Source: Chicago Fire goalkeeper stats

=== National team participation ===
Four Fire players have been called up to play for their senior national teams during this season.

| Players | Team | Competition | Opponent | Date | Goals | Minutes | Ref |
|---|---|---|---|---|---|---|---|
| Brandon Vincent | United States | Friendly | Canada | February 5, 2016 | 0 | 45' |  |
| Matt Polster | United States | Friendly | Canada | February 5, 2016 | 0 | unused sub |  |
| David Accam | Ghana | 2017 Africa Cup of Nations qualification | Mozambique | March 24, 2016 | 0 | 0' (injury) |  |
| David Accam | Ghana | 2017 Africa Cup of Nations qualification | Mozambique | March 27, 2016 | 0 | 0' (injury) |  |
| David Arshakyan | Armenia | Friendly | Czech Republic | August 31, 2016 | 0 | unused sub |  |
| David Accam | Ghana | 2017 Africa Cup of Nations qualification | Rwanda | September 3, 2016 | 0 | Earned a start |  |
| David Arshakyan | Armenia | 2018 FIFA World Cup qualification | Denmark | September 4, 2016 | 0 | 70' |  |
| David Accam | Ghana | Friendly | Russia | September 6, 2016 | 0 | 12' |  |

== Recognition ==
=== MLS Goal of the Week ===

| Week | Player | Report |
|---|---|---|
| 24 | ARG Luis Solignac | GOTW |

=== MLS Team of the Week ===

| Week | Player | Position | Report |
| 5 | NED Johan Kappelhof | D | Report |
| 17 | BRA Rodrigo Ramos | D | Report |
| 24 | GHA David Accam | F | Report |
| 26 | USA Sean Johnson | GK | Report |
| POR João Meira | D |
| NED Michael de Leeuw | F |

===MLS All-Star Game===

| Position | Player | Report |
|---|---|---|
| Defender | USA Brandon Vincent | Report |

===MLS 24 under 24===
Chicago Fire midfielder Matt Polster was selected to Major League Soccer's "24 under 24" list, an annual ranking of the top players in the league under the age of 24.

===Team annual awards===
Forward/midfielder David Accam was named the team's Most Valuable Player and Golden Boot winner for the second year in a row in both categories.
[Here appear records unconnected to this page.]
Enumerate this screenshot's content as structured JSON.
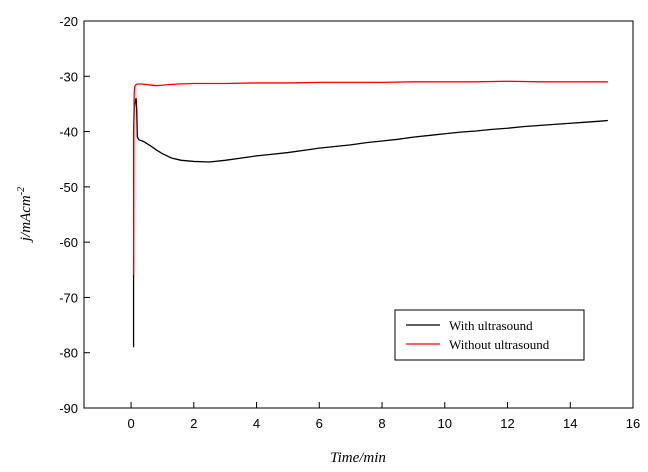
{
  "chart_data": {
    "type": "line",
    "xlabel": "Time/min",
    "ylabel": "j/mAcm",
    "ylabel_sup": "-2",
    "xlim": [
      -1.5,
      16
    ],
    "ylim": [
      -90,
      -20
    ],
    "xticks": [
      0,
      2,
      4,
      6,
      8,
      10,
      12,
      14,
      16
    ],
    "yticks": [
      -90,
      -80,
      -70,
      -60,
      -50,
      -40,
      -30,
      -20
    ],
    "grid": false,
    "legend_position": "bottom-right",
    "series": [
      {
        "name": "With ultrasound",
        "color": "#000000",
        "x": [
          0.08,
          0.08,
          0.1,
          0.13,
          0.16,
          0.18,
          0.2,
          0.25,
          0.4,
          0.6,
          0.8,
          1.0,
          1.3,
          1.6,
          2.0,
          2.5,
          3.0,
          3.5,
          4.0,
          4.5,
          5.0,
          5.5,
          6.0,
          6.5,
          7.0,
          7.5,
          8.0,
          8.5,
          9.0,
          9.5,
          10.0,
          10.5,
          11.0,
          11.5,
          12.0,
          12.5,
          13.0,
          13.5,
          14.0,
          14.5,
          15.0,
          15.2
        ],
        "y": [
          -79,
          -40,
          -36,
          -34.5,
          -34,
          -36,
          -41,
          -41.5,
          -41.8,
          -42.5,
          -43.3,
          -44,
          -44.8,
          -45.2,
          -45.4,
          -45.5,
          -45.2,
          -44.8,
          -44.4,
          -44.1,
          -43.8,
          -43.4,
          -43,
          -42.7,
          -42.4,
          -42,
          -41.7,
          -41.4,
          -41,
          -40.7,
          -40.4,
          -40.1,
          -39.9,
          -39.6,
          -39.4,
          -39.1,
          -38.9,
          -38.7,
          -38.5,
          -38.3,
          -38.1,
          -38
        ]
      },
      {
        "name": "Without ultrasound",
        "color": "#ff0000",
        "x": [
          0.08,
          0.09,
          0.1,
          0.12,
          0.16,
          0.2,
          0.3,
          0.5,
          0.8,
          1.0,
          1.5,
          2.0,
          3.0,
          4.0,
          5.0,
          6.0,
          7.0,
          8.0,
          9.0,
          10.0,
          11.0,
          12.0,
          13.0,
          14.0,
          15.0,
          15.2
        ],
        "y": [
          -66,
          -40,
          -33,
          -31.8,
          -31.5,
          -31.4,
          -31.4,
          -31.5,
          -31.7,
          -31.6,
          -31.4,
          -31.3,
          -31.3,
          -31.2,
          -31.2,
          -31.1,
          -31.1,
          -31.1,
          -31.0,
          -31.0,
          -31.0,
          -30.9,
          -31.0,
          -31.0,
          -31.0,
          -31.0
        ]
      }
    ]
  }
}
In 24 league matches Accam scored nine goals and had five assists. Accam also had team-high 14 goals across all competitions of the season.
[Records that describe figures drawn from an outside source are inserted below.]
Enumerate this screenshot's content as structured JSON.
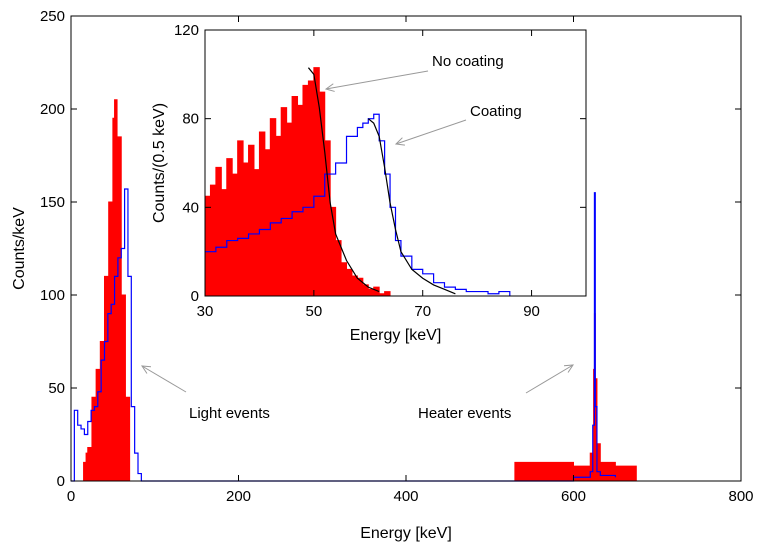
{
  "chart_data": [
    {
      "type": "histogram",
      "xlabel": "Energy [keV]",
      "ylabel": "Counts/keV",
      "xlim": [
        0,
        800
      ],
      "ylim": [
        0,
        250
      ],
      "x_ticks": [
        "0",
        "200",
        "400",
        "600",
        "800"
      ],
      "y_ticks": [
        "0",
        "50",
        "100",
        "150",
        "200",
        "250"
      ],
      "grid": false,
      "annotations": [
        "Light events",
        "Heater events"
      ],
      "series": [
        {
          "style": "filled",
          "color": "#ff0000",
          "x": [
            10,
            15,
            18,
            20,
            25,
            30,
            35,
            40,
            45,
            50,
            52,
            55,
            60,
            65,
            70,
            530,
            560,
            600,
            620,
            624,
            625,
            626,
            628,
            632,
            650,
            675
          ],
          "y": [
            0,
            10,
            15,
            18,
            45,
            60,
            75,
            110,
            150,
            195,
            205,
            185,
            100,
            45,
            0,
            10,
            10,
            8,
            15,
            60,
            90,
            55,
            20,
            10,
            8,
            0
          ]
        },
        {
          "style": "step",
          "color": "#0000ff",
          "x": [
            0,
            4,
            8,
            12,
            16,
            20,
            24,
            28,
            32,
            36,
            40,
            44,
            48,
            52,
            56,
            60,
            64,
            68,
            72,
            76,
            80,
            84,
            600,
            620,
            623,
            625,
            626,
            628,
            632,
            650
          ],
          "y": [
            0,
            38,
            30,
            28,
            25,
            32,
            38,
            40,
            48,
            65,
            75,
            90,
            95,
            110,
            120,
            125,
            157,
            110,
            40,
            15,
            4,
            0,
            2,
            5,
            30,
            155,
            40,
            5,
            3,
            2
          ]
        }
      ]
    },
    {
      "type": "histogram",
      "xlabel": "Energy [keV]",
      "ylabel": "Counts/(0.5 keV)",
      "xlim": [
        30,
        100
      ],
      "ylim": [
        0,
        120
      ],
      "x_ticks": [
        "30",
        "50",
        "70",
        "90"
      ],
      "y_ticks": [
        "0",
        "40",
        "80",
        "120"
      ],
      "grid": false,
      "annotations": [
        "No coating",
        "Coating"
      ],
      "series": [
        {
          "style": "filled",
          "color": "#ff0000",
          "x": [
            30,
            31,
            32,
            33,
            34,
            35,
            36,
            37,
            38,
            39,
            40,
            41,
            42,
            43,
            44,
            45,
            46,
            47,
            48,
            49,
            50,
            51,
            52,
            53,
            54,
            55,
            56,
            57,
            58,
            59,
            60,
            61,
            62,
            63,
            64
          ],
          "y": [
            45,
            50,
            58,
            48,
            62,
            55,
            70,
            60,
            68,
            57,
            74,
            66,
            80,
            72,
            85,
            78,
            90,
            86,
            95,
            97,
            103,
            92,
            70,
            40,
            25,
            15,
            12,
            9,
            8,
            5,
            3,
            4,
            1,
            2,
            0
          ]
        },
        {
          "style": "step",
          "color": "#0000ff",
          "x": [
            30,
            32,
            34,
            36,
            38,
            40,
            42,
            44,
            46,
            48,
            50,
            52,
            54,
            56,
            58,
            59,
            60,
            61,
            62,
            63,
            64,
            65,
            66,
            68,
            70,
            72,
            74,
            76,
            78,
            80,
            82,
            84,
            86
          ],
          "y": [
            20,
            22,
            25,
            26,
            28,
            30,
            33,
            35,
            38,
            40,
            45,
            55,
            60,
            72,
            76,
            78,
            80,
            82,
            70,
            55,
            40,
            25,
            18,
            12,
            10,
            6,
            4,
            3,
            2,
            2,
            1,
            2,
            0
          ]
        },
        {
          "style": "fit-line",
          "color": "#000000",
          "x": [
            49,
            50,
            51,
            52,
            53,
            54,
            56,
            58,
            60,
            62
          ],
          "y": [
            103,
            100,
            85,
            65,
            42,
            28,
            16,
            8,
            4,
            2
          ]
        },
        {
          "style": "fit-line",
          "color": "#000000",
          "x": [
            60,
            61,
            62,
            63,
            64,
            65,
            66,
            68,
            70,
            72,
            74,
            76
          ],
          "y": [
            80,
            78,
            72,
            58,
            42,
            30,
            20,
            12,
            8,
            5,
            3,
            1
          ]
        }
      ]
    }
  ]
}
In his first year with the club Johan Kappelhof was named the Defensive Player of the Year. Tied with Jonathan Campbell for a team-high 33 league appearances, Kappelhof made 85 clearances, 17 blocks and 113 interceptions during his first MLS campaign.
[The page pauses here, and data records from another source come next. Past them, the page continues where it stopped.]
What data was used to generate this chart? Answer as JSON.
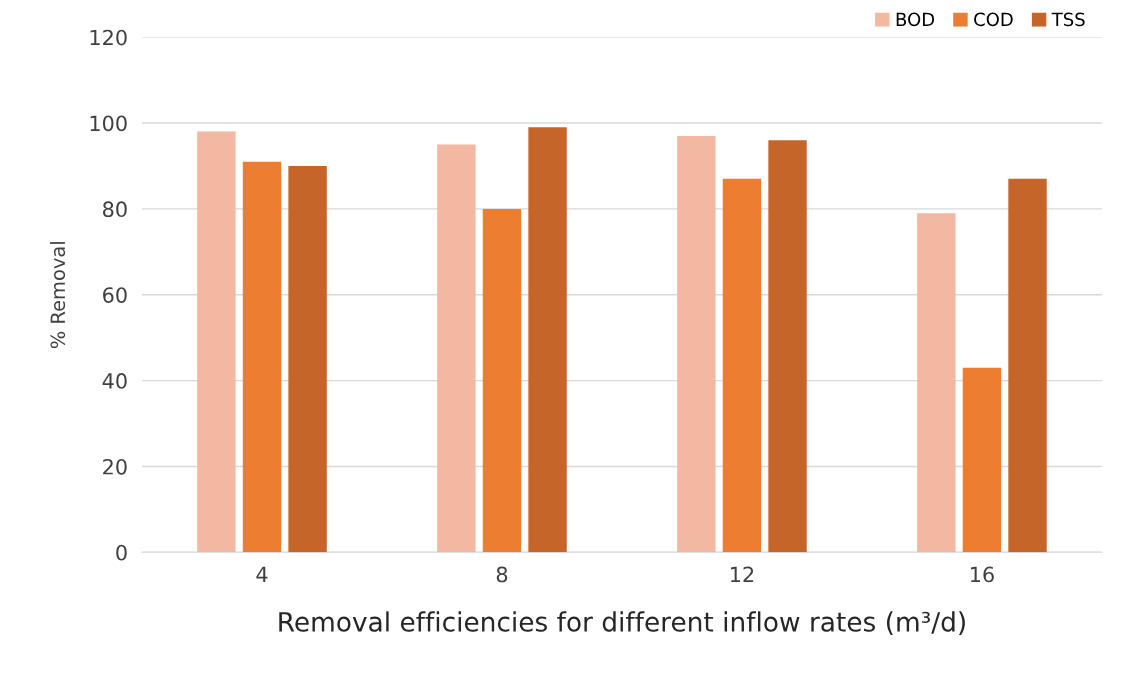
{
  "chart_data": {
    "type": "bar",
    "xlabel": "Removal efficiencies for different inflow rates (m³/d)",
    "ylabel": "% Removal",
    "categories": [
      "4",
      "8",
      "12",
      "16"
    ],
    "series": [
      {
        "name": "BOD",
        "color": "#f2b8a2",
        "values": [
          98,
          95,
          97,
          79
        ]
      },
      {
        "name": "COD",
        "color": "#ed7d31",
        "values": [
          91,
          80,
          87,
          43
        ]
      },
      {
        "name": "TSS",
        "color": "#c5652a",
        "values": [
          90,
          99,
          96,
          87
        ]
      }
    ],
    "ylim": [
      0,
      120
    ],
    "yticks": [
      0,
      20,
      40,
      60,
      80,
      100,
      120
    ],
    "grid": "y",
    "legend": "top right"
  }
}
Goalkeeper Sean Johnson was chosen Section 8 Chicago Supporters' Player of the Year.

== Kits ==

| Type | Shirt | Shorts | Socks | First appearance / Info |
|---|---|---|---|---|
| Home | Red | Red | Red |  |
| Away | White | White | White |  |

=== Primary kit ===
The new primary kit for 2016 season was officially unveiled on January 25, 2016. The jersey features an all-red design with the return of the iconic white bar across the chest. The Chicago city flag embossed on the lower front for the jersey's jock tag.

=== Secondary kit ===
According to the league's bi-annual rotation of kits the secondary kit carried over from the previous season.
It was originally unveiled on March 2, 2015. The design and details were inspired by the City of Chicago flag.

== Draft pick trades ==
Picks acquired:
- 2016 MLS SuperDraft second round pick from D.C. United in exchange for forward Patrick Nyarko.
- 2016 MLS SuperDraft third round pick from New York Red Bulls in exchange for goalkeeper Kyle Reynish.
- 2017 MLS SuperDraft natural first round pick from Philadelphia Union in exchange for the top spot in the MLS Allocation Ranking Order.
- 2019 MLS SuperDraft natural third round pick from D.C. United in exchange for forward Kennedy Igboananike.

Picks traded:
- 2016 MLS SuperDraft conditional pick to Los Angeles Galaxy in exchange for Greg Cochrane.
- 2016 MLS SuperDraft natural second round pick to Orlando City SC in exchange for Eric Gehrig.
- 2017 MLS SuperDraft natural second round pick to Columbus Crew SC in exchange for the Discovery Priority on Khaly Thiam (however, pursuant to the trade agreement, if Thiam starts in 12 or more 2016 MLS regular season games, or if his loan is extended or successfully converted into a transfer following the 2016 season, Columbus will receive General Allocation Money instead of the SuperDraft pick).